Building Composite Behaviour

from draive import Stage

composite_stage = (
    Stage.completion("Analyze and process data.")
    .with_meta(name="data_processor", description="Main processing stage")
    .cached(limit=5)
    .with_retry(limit=2)
    .traced(label="data_processing")
    .when(lambda *, state: len(state.result.as_string()) > 10)
)

You can chain modifiers to produce sophisticated behaviour from a single stage definition.

Defining Custom Stages

from draive import MultimodalContent, StageState, stage

@stage
async def custom_processor(*, state: StageState) -> StageState:
    processed = MultimodalContent.of(f"Processed: {state.result.as_string()}")
    return state.updated(result=processed)

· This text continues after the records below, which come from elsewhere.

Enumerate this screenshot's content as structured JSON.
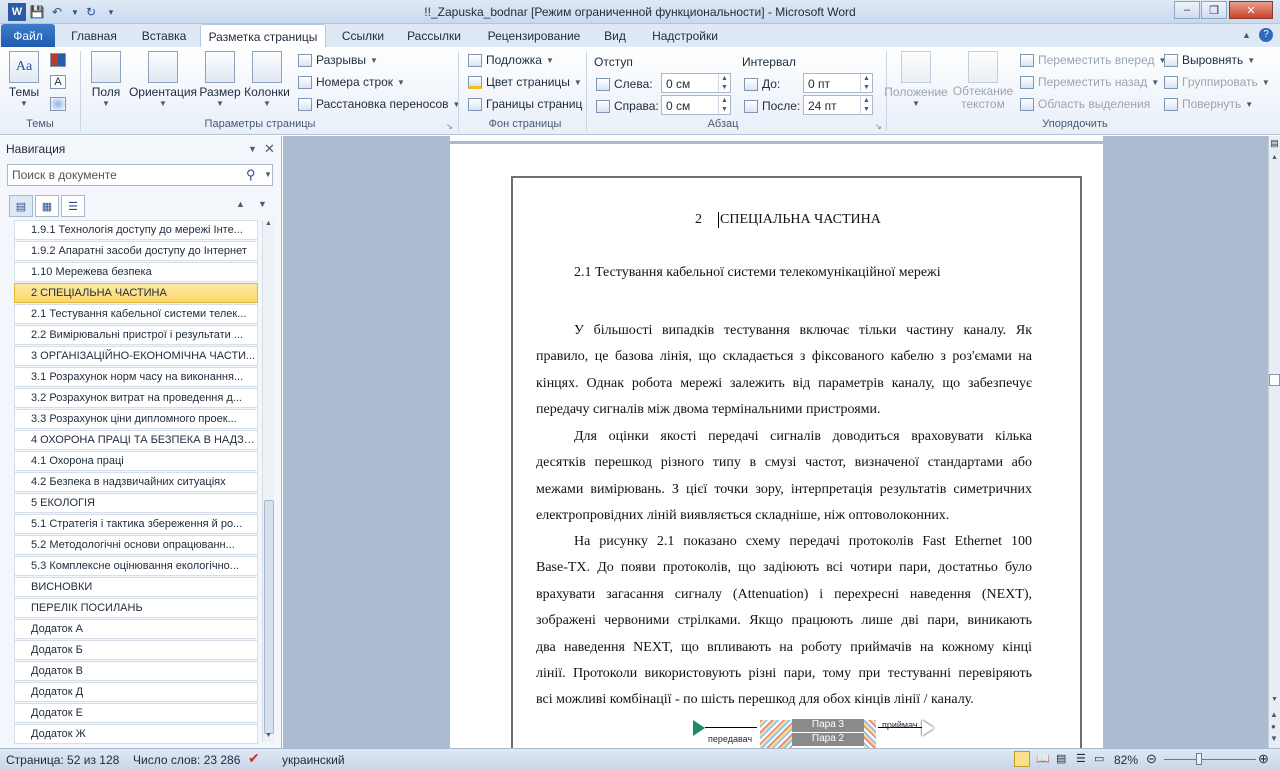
{
  "window": {
    "title": "!!_Zapuska_bodnar [Режим ограниченной функциональности]  -  Microsoft Word"
  },
  "tabs": [
    "Файл",
    "Главная",
    "Вставка",
    "Разметка страницы",
    "Ссылки",
    "Рассылки",
    "Рецензирование",
    "Вид",
    "Надстройки"
  ],
  "ribbon": {
    "themes": {
      "themes": "Темы",
      "group": "Темы"
    },
    "page_setup": {
      "fields": "Поля",
      "orientation": "Ориентация",
      "size": "Размер",
      "columns": "Колонки",
      "breaks": "Разрывы",
      "line_numbers": "Номера строк",
      "hyphenation": "Расстановка переносов",
      "group": "Параметры страницы"
    },
    "background": {
      "watermark": "Подложка",
      "page_color": "Цвет страницы",
      "page_borders": "Границы страниц",
      "group": "Фон страницы"
    },
    "paragraph": {
      "indent": "Отступ",
      "left": "Слева:",
      "left_val": "0 см",
      "right": "Справа:",
      "right_val": "0 см",
      "spacing": "Интервал",
      "before": "До:",
      "before_val": "0 пт",
      "after": "После:",
      "after_val": "24 пт",
      "group": "Абзац"
    },
    "arrange": {
      "position": "Положение",
      "wrap": "Обтекание текстом",
      "bring_forward": "Переместить вперед",
      "send_backward": "Переместить назад",
      "selection_pane": "Область выделения",
      "align": "Выровнять",
      "group_btn": "Группировать",
      "rotate": "Повернуть",
      "group": "Упорядочить"
    }
  },
  "navigation": {
    "title": "Навигация",
    "search_placeholder": "Поиск в документе",
    "items": [
      "1.9.1 Технологія доступу до мережі Інте...",
      "1.9.2 Апаратні засоби доступу до Інтернет",
      "1.10 Мережева безпека",
      "2 СПЕЦІАЛЬНА ЧАСТИНА",
      "2.1 Тестування кабельної системи телек...",
      "2.2 Вимірювальні пристрої і результати ...",
      "3 ОРГАНІЗАЦІЙНО-ЕКОНОМІЧНА ЧАСТИ...",
      "3.1 Розрахунок норм часу на виконання...",
      "3.2 Розрахунок витрат на проведення д...",
      "3.3 Розрахунок ціни дипломного проек...",
      "4 ОХОРОНА ПРАЦІ ТА БЕЗПЕКА В НАДЗВ...",
      "4.1 Охорона праці",
      "4.2 Безпека в надзвичайних ситуаціях",
      "5 ЕКОЛОГІЯ",
      "5.1 Стратегія і тактика збереження й ро...",
      "5.2 Методологічні основи опрацюванн...",
      "5.3 Комплексне оцінювання екологічно...",
      "ВИСНОВКИ",
      "ПЕРЕЛІК ПОСИЛАНЬ",
      "Додаток А",
      "Додаток Б",
      "Додаток В",
      "Додаток Д",
      "Додаток Е",
      "Додаток Ж"
    ],
    "selected_index": 3
  },
  "document": {
    "heading_num": "2",
    "heading": "СПЕЦІАЛЬНА ЧАСТИНА",
    "subheading": "2.1 Тестування кабельної системи телекомунікаційної мережі",
    "p1": [
      "У більшості випадків тестування включає тільки частину каналу. Як",
      "правило, це базова лінія, що складається з фіксованого кабелю з роз'ємами на",
      "кінцях. Однак робота мережі залежить від параметрів каналу, що забезпечує",
      "передачу сигналів між двома термінальними пристроями."
    ],
    "p2": [
      "Для оцінки якості передачі сигналів доводиться враховувати кілька",
      "десятків перешкод різного типу в смузі частот, визначеної стандартами або",
      "межами вимірювань. З цієї точки зору, інтерпретація результатів симетричних",
      "електропровідних ліній виявляється складніше, ніж оптоволоконних."
    ],
    "p3": [
      "На рисунку 2.1 показано схему передачі протоколів Fast Ethernet 100",
      "Base-TX. До появи протоколів, що задіюють всі чотири пари, достатньо було",
      "врахувати загасання сигналу (Attenuation) і перехресні наведення (NEXT),",
      "зображені червоними стрілками. Якщо працюють лише дві пари, виникають",
      "два наведення NEXT, що впливають на роботу приймачів на кожному кінці",
      "лінії. Протоколи використовують різні пари, тому при тестуванні перевіряють",
      "всі можливі комбінації - по шість перешкод для обох кінців лінії / каналу."
    ],
    "figure": {
      "tx": "передавач",
      "rx": "приймач",
      "pair3": "Пара 3",
      "pair2": "Пара 2"
    }
  },
  "status": {
    "page": "Страница: 52 из 128",
    "words": "Число слов: 23 286",
    "language": "украинский",
    "zoom": "82%"
  }
}
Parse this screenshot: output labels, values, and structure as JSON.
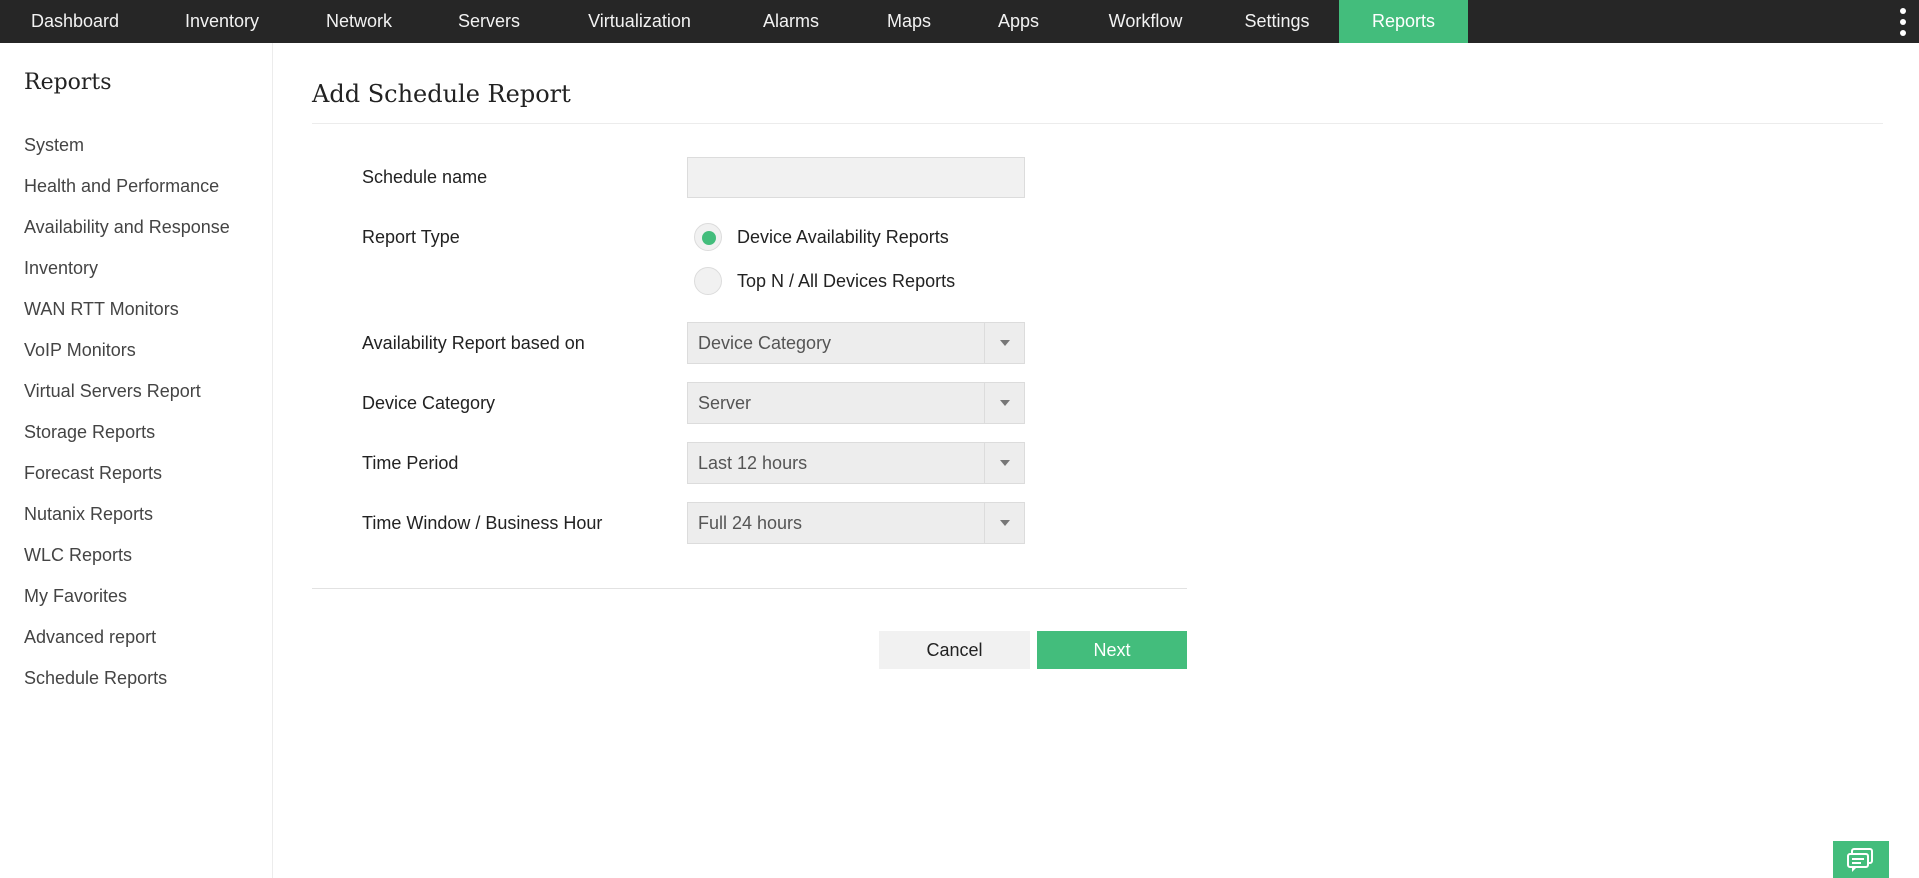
{
  "nav": {
    "items": [
      {
        "label": "Dashboard"
      },
      {
        "label": "Inventory"
      },
      {
        "label": "Network"
      },
      {
        "label": "Servers"
      },
      {
        "label": "Virtualization"
      },
      {
        "label": "Alarms"
      },
      {
        "label": "Maps"
      },
      {
        "label": "Apps"
      },
      {
        "label": "Workflow"
      },
      {
        "label": "Settings"
      },
      {
        "label": "Reports",
        "active": true
      }
    ],
    "more_icon": "more-vertical-icon"
  },
  "sidebar": {
    "title": "Reports",
    "items": [
      {
        "label": "System"
      },
      {
        "label": "Health and Performance"
      },
      {
        "label": "Availability and Response"
      },
      {
        "label": "Inventory"
      },
      {
        "label": "WAN RTT Monitors"
      },
      {
        "label": "VoIP Monitors"
      },
      {
        "label": "Virtual Servers Report"
      },
      {
        "label": "Storage Reports"
      },
      {
        "label": "Forecast Reports"
      },
      {
        "label": "Nutanix Reports"
      },
      {
        "label": "WLC Reports"
      },
      {
        "label": "My Favorites"
      },
      {
        "label": "Advanced report"
      },
      {
        "label": "Schedule Reports"
      }
    ]
  },
  "page": {
    "title": "Add Schedule Report"
  },
  "form": {
    "schedule_name": {
      "label": "Schedule name",
      "value": "",
      "placeholder": ""
    },
    "report_type": {
      "label": "Report Type",
      "options": [
        {
          "label": "Device Availability Reports",
          "checked": true
        },
        {
          "label": "Top N / All Devices Reports",
          "checked": false
        }
      ]
    },
    "availability_based_on": {
      "label": "Availability Report based on",
      "value": "Device Category"
    },
    "device_category": {
      "label": "Device Category",
      "value": "Server"
    },
    "time_period": {
      "label": "Time Period",
      "value": "Last 12 hours"
    },
    "time_window": {
      "label": "Time Window / Business Hour",
      "value": "Full 24 hours"
    }
  },
  "actions": {
    "cancel_label": "Cancel",
    "next_label": "Next"
  },
  "chat": {
    "icon": "chat-bubble-icon"
  },
  "colors": {
    "accent": "#43bd7c",
    "topbar": "#262626"
  }
}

Any async function decorated with @stage gains the same API as built-in stages and can be mixed freely with them.

End-to-End Example

from draive import ctx, Stage, tool
from draive.openai import OpenAI, OpenAIResponsesConfig

@tool
async def word_count(text: str) -> int:
    """Count words in text."""
    return len(text.split())

async def process_document(document: str) -> str:
    async with ctx.scope(
        "document_processor",
        OpenAIResponsesConfig(model="gpt-4o"),
        disposables=(OpenAI(),),
    ):
        pipeline = Stage.sequence(
            Stage.completion(
                document,
                instructions="Analyze the document structure and content.",
            ).with_meta(name="analyzer", description="Document analysis"),
            Stage.completion(
                "Add word count information using the tool.",
                tools=[word_count],
            ).when(
                condition=lambda *, state: len(state.result.as_string()) > 100,
            ),
            Stage.completion("Create a concise summary.").cached(limit=10),
        ).with_retry(limit=2).traced(label="document_pipeline")

        result_state = await pipeline.execute()
        ctx.log_info(
            "Generated document summary",
            summary=result_state.result.as_string(),
        )
        return result_state.result.as_string()

This pipeline analyzes a document, augments it with tool output when needed, summarizes the result, and records the outcome for observability. Combine these patterns to compose the exact behaviour your application needs.